BLOSSOMS lessons are excellent for teacher training in new pedagogical models. Our training has been certified, as we offer Professional Development credits. We have trained, face to face, over 1,500 STEM teachers in 8 different countries.

The Office of Engineering Outreach Programs at MIT has been empowering middle and high schoolers from diverse backgrounds to become future scientists and engineers for over 40 years. Join us to learn more about our programs and to see some of the projects created by our outstanding MITES class of 2015.

Scratch is a visual programming language and online community which empowers people of all ages to create their own stories, games, and animations.

Spin is a photography turntable system that lets you capture how your DIY projects come together over time.

With Spin, you can create GIFs and videos of your projects that you can download and share on Twitter, Facebook, or any other social network.

MIT has submitted design patents on Agile Atoms DNA/RNA Sets, an innovative breakthrough in biology education.

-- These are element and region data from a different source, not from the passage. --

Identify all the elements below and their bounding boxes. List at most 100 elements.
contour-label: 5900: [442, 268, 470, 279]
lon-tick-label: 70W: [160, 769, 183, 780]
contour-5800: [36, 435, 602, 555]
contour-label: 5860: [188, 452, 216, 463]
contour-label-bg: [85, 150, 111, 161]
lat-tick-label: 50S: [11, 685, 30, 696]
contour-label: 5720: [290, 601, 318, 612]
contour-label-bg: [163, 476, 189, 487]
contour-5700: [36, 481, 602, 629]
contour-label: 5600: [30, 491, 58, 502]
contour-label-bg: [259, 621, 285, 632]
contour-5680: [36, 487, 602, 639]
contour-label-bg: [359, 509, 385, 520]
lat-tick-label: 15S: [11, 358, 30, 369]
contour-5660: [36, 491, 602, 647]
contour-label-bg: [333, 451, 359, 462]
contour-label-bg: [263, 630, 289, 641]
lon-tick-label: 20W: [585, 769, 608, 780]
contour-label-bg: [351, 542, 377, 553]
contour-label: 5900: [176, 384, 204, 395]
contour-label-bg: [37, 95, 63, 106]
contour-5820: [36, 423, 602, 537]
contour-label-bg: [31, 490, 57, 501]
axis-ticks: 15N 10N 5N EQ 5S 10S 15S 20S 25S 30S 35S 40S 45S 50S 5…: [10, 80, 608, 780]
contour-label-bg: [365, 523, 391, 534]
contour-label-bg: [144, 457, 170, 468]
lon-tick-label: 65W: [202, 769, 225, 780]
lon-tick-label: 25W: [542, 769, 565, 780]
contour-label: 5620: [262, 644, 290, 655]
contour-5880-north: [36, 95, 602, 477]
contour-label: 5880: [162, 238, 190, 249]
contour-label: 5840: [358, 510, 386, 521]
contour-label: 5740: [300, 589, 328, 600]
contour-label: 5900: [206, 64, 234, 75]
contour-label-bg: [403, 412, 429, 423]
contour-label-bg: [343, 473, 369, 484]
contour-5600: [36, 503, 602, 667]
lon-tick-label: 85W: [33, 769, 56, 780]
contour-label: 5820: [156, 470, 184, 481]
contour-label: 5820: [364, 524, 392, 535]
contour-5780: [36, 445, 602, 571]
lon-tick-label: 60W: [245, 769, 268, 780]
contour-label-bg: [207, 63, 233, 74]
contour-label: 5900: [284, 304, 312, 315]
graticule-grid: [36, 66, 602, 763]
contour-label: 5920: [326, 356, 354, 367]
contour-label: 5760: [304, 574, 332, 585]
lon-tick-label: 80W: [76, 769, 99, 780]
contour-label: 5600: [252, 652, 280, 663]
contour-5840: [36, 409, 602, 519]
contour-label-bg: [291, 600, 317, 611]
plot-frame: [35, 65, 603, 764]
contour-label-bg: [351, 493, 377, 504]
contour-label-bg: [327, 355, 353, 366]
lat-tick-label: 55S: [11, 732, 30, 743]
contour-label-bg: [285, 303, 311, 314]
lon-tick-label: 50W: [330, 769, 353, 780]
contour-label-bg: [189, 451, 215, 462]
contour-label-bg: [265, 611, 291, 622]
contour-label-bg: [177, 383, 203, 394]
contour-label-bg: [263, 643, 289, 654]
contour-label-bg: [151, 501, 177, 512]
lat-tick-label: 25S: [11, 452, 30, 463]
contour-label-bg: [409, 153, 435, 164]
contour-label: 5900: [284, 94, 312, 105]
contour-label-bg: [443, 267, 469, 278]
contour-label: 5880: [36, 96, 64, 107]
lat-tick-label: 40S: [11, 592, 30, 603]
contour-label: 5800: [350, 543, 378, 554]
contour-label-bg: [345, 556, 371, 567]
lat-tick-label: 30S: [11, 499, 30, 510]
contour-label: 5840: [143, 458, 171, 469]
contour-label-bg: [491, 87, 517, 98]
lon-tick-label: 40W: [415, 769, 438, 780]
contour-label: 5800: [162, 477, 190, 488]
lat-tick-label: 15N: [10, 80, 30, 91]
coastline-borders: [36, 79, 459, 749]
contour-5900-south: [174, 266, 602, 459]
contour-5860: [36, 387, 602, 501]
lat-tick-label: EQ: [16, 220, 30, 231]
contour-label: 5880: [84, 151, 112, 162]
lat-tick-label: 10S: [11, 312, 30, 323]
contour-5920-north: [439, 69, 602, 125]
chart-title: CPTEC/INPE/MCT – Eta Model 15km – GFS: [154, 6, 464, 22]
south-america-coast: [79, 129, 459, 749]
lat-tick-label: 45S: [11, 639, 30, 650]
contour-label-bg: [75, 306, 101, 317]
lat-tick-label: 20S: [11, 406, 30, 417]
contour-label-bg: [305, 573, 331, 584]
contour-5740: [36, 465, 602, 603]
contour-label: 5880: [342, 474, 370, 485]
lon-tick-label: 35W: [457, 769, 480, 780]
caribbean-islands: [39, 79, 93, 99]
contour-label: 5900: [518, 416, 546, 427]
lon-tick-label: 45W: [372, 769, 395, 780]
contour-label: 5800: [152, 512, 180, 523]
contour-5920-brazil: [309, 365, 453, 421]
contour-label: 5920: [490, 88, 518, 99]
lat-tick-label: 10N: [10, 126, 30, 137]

The DNA/RNA Sets will be followed soon by the production of the Protein and tRNA Sets as well. These molecular models can simulate the key processes in cells that are difficult to learn such as replication, transcription, and translation. The sets can also illustrate DNA and protein structures, demonstrate protein folding, and display examples of how a protein’s shape determines its function. Using a curriculum perfected over the last 10 years utilizing LEGO-based prototypes, educators in grades 6-16 can vary the complexity of the lesson that is delivered with the models. The first question educators typically ask us at our workshops is, “Where can I get these?” or “I wish I had these when I was learning this!” Additionally, health professionals and biotech industry leaders looking to advance workforce proficiency in genetics are finding our instructional methodology ideal for this purpose. As we move forward, the next MIT Edgerton Center challenges will be: 1) scaling up the professional development of instructors, 2) designing self-paced modules for individual kit owners/borrowers, and 3) thinking about global dissemination. As one educator exclaimed, “It’s a game-changer!” We welcome you to come and visit our exhibit to see for yourself.

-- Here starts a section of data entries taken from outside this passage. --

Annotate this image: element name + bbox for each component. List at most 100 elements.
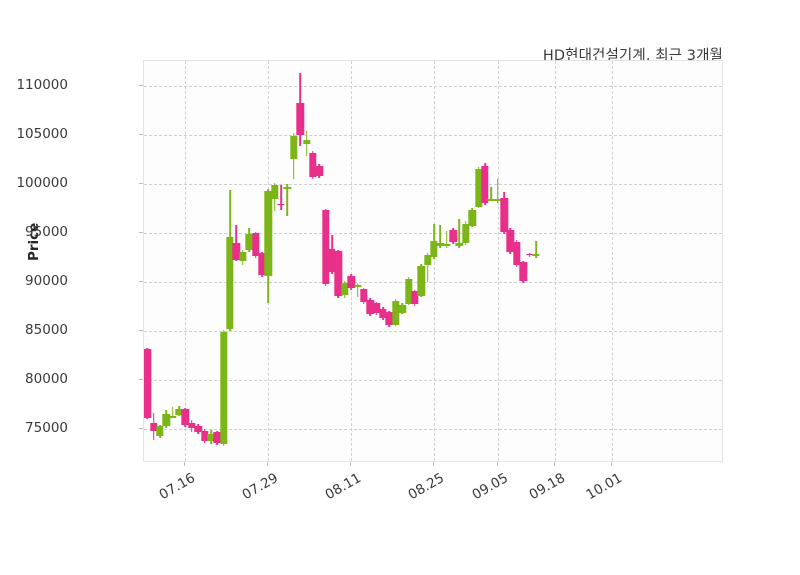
y-tick-label: 105000 xyxy=(16,126,68,143)
gridline-horizontal xyxy=(144,184,722,186)
candle-body xyxy=(168,416,177,418)
candle-body xyxy=(232,242,241,260)
x-tick-mark xyxy=(267,462,269,466)
candle-wick xyxy=(280,185,282,210)
gridline-vertical xyxy=(555,61,557,461)
x-tick-label: 08.25 xyxy=(405,470,447,504)
candle-body xyxy=(239,251,247,261)
candle-wick xyxy=(171,407,174,418)
y-tick-label: 100000 xyxy=(16,175,68,192)
candle-body xyxy=(513,241,521,266)
x-tick-label: 07.29 xyxy=(239,470,282,504)
grid-layer xyxy=(144,61,722,461)
candle-wick xyxy=(445,231,448,248)
candle-body xyxy=(321,209,330,284)
y-tick-label: 80000 xyxy=(25,370,68,387)
candle-wick xyxy=(458,219,461,248)
candle-body xyxy=(290,136,298,159)
y-tick-mark xyxy=(139,281,143,283)
candle-body xyxy=(411,290,419,304)
candle-body xyxy=(372,302,381,314)
candle-body xyxy=(525,253,534,256)
gridline-vertical xyxy=(497,61,499,461)
y-tick-label: 85000 xyxy=(25,321,68,338)
candle-body xyxy=(398,304,406,314)
candle-body xyxy=(302,140,311,145)
candle-body xyxy=(207,433,215,442)
candle-body xyxy=(200,430,209,442)
candle-body xyxy=(181,409,190,425)
gridline-horizontal xyxy=(144,135,722,137)
candle-body xyxy=(506,230,515,252)
candle-wick xyxy=(426,252,429,283)
candle-body xyxy=(474,168,483,207)
candlestick-series xyxy=(144,61,722,461)
x-tick-mark xyxy=(433,462,434,466)
candle-body xyxy=(468,209,476,227)
candle-body xyxy=(194,425,202,432)
y-tick-mark xyxy=(139,378,143,380)
gridline-horizontal xyxy=(144,330,722,332)
candle-body xyxy=(219,331,228,445)
candle-body xyxy=(519,262,527,282)
y-tick-label: 75000 xyxy=(25,419,68,436)
gridline-vertical xyxy=(612,61,614,461)
y-tick-mark xyxy=(139,134,143,136)
candle-body xyxy=(500,197,508,233)
candle-body xyxy=(481,165,489,203)
candle-body xyxy=(156,425,164,436)
x-tick-mark xyxy=(496,462,498,466)
candle-wick xyxy=(496,179,499,203)
gridline-vertical xyxy=(351,61,353,461)
candle-body xyxy=(366,299,374,315)
candle-body xyxy=(251,233,260,256)
candle-body xyxy=(175,409,183,416)
x-tick-mark xyxy=(350,462,352,466)
candle-body xyxy=(430,240,438,257)
gridline-horizontal xyxy=(144,379,722,381)
candle-body xyxy=(436,242,445,246)
candle-body xyxy=(328,248,336,273)
candle-body xyxy=(277,203,285,206)
y-tick-mark xyxy=(139,183,143,185)
candle-body xyxy=(226,237,234,329)
candle-body xyxy=(404,279,413,304)
candle-wick xyxy=(439,225,442,248)
candle-body xyxy=(213,431,221,444)
x-tick-label: 10.01 xyxy=(583,470,626,504)
gridline-vertical xyxy=(434,61,435,461)
gridline-horizontal xyxy=(144,428,722,430)
candle-body xyxy=(283,187,292,189)
candle-body xyxy=(532,253,540,256)
candle-body xyxy=(379,309,387,319)
gridline-vertical xyxy=(185,61,187,461)
candle-body xyxy=(144,348,151,418)
candle-body xyxy=(315,165,323,177)
candle-body xyxy=(334,250,343,296)
y-tick-mark xyxy=(139,329,143,331)
gridline-horizontal xyxy=(144,233,722,235)
y-tick-mark xyxy=(139,85,143,87)
candle-body xyxy=(443,243,451,246)
candle-body xyxy=(296,103,304,136)
x-tick-mark xyxy=(184,462,186,466)
candle-body xyxy=(360,288,368,302)
gridline-horizontal xyxy=(144,282,722,284)
candle-wick xyxy=(490,187,493,201)
candle-body xyxy=(494,198,502,201)
plot-area xyxy=(143,60,723,462)
candle-wick xyxy=(286,184,289,216)
y-tick-label: 90000 xyxy=(25,273,68,290)
x-tick-mark xyxy=(611,462,613,466)
candle-body xyxy=(270,185,279,199)
candle-body xyxy=(423,254,432,266)
candle-body xyxy=(188,422,196,428)
candle-body xyxy=(462,224,470,243)
candle-body xyxy=(385,312,394,326)
x-tick-label: 09.05 xyxy=(469,470,511,504)
x-tick-label: 08.11 xyxy=(322,470,365,504)
y-tick-mark xyxy=(139,427,143,429)
candle-body xyxy=(245,234,253,250)
candle-body xyxy=(392,300,400,326)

The TEAL pedagogical model represents an attempt to incorporate a variety of research based teaching models and technologies into the first-year physics subjects 8.01 and 8.02. The courses are non-lecture based with an emphasis on active learning. Students work together in groups of three, using tabletop experiments and computer-based visualizations to develop their conceptual and analytic understanding of mechanics, and electricity and magnetism. The syllabus is designed to integrate concepts, experiments, and problem solving skills in an interactive learning environment in which students regular discuss concepts and problems in class with their teachers and peers.

The MIT Education Arcade provides fun and accessible ways to explore real and virtual worlds, experiment with technology and use games to build math and science skills. The games, simulations and tools we develop are designed with the educator in mind. They use technology to create powerful learning environments in schools, in the home and in the community. At this event we will be demoing a variety of our projects including The Radix Endeavor, Lure of the Labyrinth, StarLogo, and Gameblox, to illustrate a number of playful ways for students to explore STEM.